See Architecture for a detailed explanation of each layer.

Adding a new provider

  1. Create backend/src/providers/{name}.py
  2. Implement BaseProvider — define provider_id and async def run(...) -> AsyncIterator[Event]
  3. Register the provider in the provider factory
  4. Add a built-in environment in backend/environments/{id}.json with provider_id set to your new provider's ID
  5. Write tests using MockProvider as a reference for what the interface should return

The rest of the system — sessions, tasks, triggers, the frontend — requires no changes. Provider is resolved by ID at session creation time.

Adding a new built-in agent

Create a markdown file at backend/agents/{name}.md with YAML front matter (at minimum provider and model). It will appear in the Agents tab for all users as a built-in agent.

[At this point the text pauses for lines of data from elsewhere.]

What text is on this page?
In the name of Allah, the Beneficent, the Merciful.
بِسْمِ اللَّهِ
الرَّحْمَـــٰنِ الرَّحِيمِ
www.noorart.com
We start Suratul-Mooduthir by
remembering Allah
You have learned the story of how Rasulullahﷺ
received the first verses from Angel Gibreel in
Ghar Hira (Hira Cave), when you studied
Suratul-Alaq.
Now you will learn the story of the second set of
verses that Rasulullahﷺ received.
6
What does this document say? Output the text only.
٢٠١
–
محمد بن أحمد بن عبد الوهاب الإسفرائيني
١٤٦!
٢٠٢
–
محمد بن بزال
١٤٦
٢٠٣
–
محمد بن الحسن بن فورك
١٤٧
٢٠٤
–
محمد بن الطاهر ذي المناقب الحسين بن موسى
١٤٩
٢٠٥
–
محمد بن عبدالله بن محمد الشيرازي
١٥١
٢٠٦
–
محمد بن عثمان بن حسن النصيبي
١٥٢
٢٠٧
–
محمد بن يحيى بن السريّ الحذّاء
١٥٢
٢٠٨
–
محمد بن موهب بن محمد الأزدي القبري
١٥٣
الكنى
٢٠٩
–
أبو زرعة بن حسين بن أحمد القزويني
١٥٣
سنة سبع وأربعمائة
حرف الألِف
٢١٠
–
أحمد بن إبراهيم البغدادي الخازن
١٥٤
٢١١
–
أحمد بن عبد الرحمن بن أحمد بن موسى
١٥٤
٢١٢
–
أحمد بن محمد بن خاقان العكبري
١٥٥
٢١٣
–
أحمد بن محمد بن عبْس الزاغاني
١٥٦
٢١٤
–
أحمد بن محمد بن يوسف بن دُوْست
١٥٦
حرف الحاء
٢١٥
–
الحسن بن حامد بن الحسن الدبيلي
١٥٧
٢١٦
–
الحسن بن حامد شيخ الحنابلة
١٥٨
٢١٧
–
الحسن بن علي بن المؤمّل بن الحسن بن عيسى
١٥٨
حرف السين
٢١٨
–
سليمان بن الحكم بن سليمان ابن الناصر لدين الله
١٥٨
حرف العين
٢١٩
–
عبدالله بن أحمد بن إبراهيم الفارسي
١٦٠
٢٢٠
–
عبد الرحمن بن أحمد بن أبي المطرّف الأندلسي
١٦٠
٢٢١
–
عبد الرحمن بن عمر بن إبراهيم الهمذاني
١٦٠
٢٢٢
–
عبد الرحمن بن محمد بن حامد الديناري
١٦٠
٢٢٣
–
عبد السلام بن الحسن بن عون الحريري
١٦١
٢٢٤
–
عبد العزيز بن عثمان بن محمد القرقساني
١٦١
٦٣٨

Adding a new built-in skill

Create a directory at backend/skills/{name}/ with a skill.md file. It will appear in the Skills tab and be listed in every agent's system prompt automatically.

Frontend development

The frontend is a Next.js app using the App Router. Each section of the app has its own page component in frontend/app/{section}/page.tsx.

Shared components live in frontend/components/shared/. These are the building blocks used across all tabs:

  • TwoPaneLayout — split list/detail layout
  • SidebarPanel — standardised left panel with refresh and create buttons
  • ItemList — generic selectable list with keyboard navigation and URL sync
  • MarkdownEditor — markdown view/edit with save
  • EmptyState — shown when a list is empty or nothing is selected

Follow the existing patterns when adding a new tab or section. Every tab uses TwoPaneLayout and SidebarPanel.

Logging

Use the named logger for your module — logging.getLogger(__name__). This keeps log output consistent with the [component] column format.

Log at INFO for significant events (session created, task fired, run completed). Use DEBUG for high-frequency or low-level events (text chunks, memory reads). Always include exc_info=True on error logs so the traceback is captured.

See Configuration for log format details and the log file location.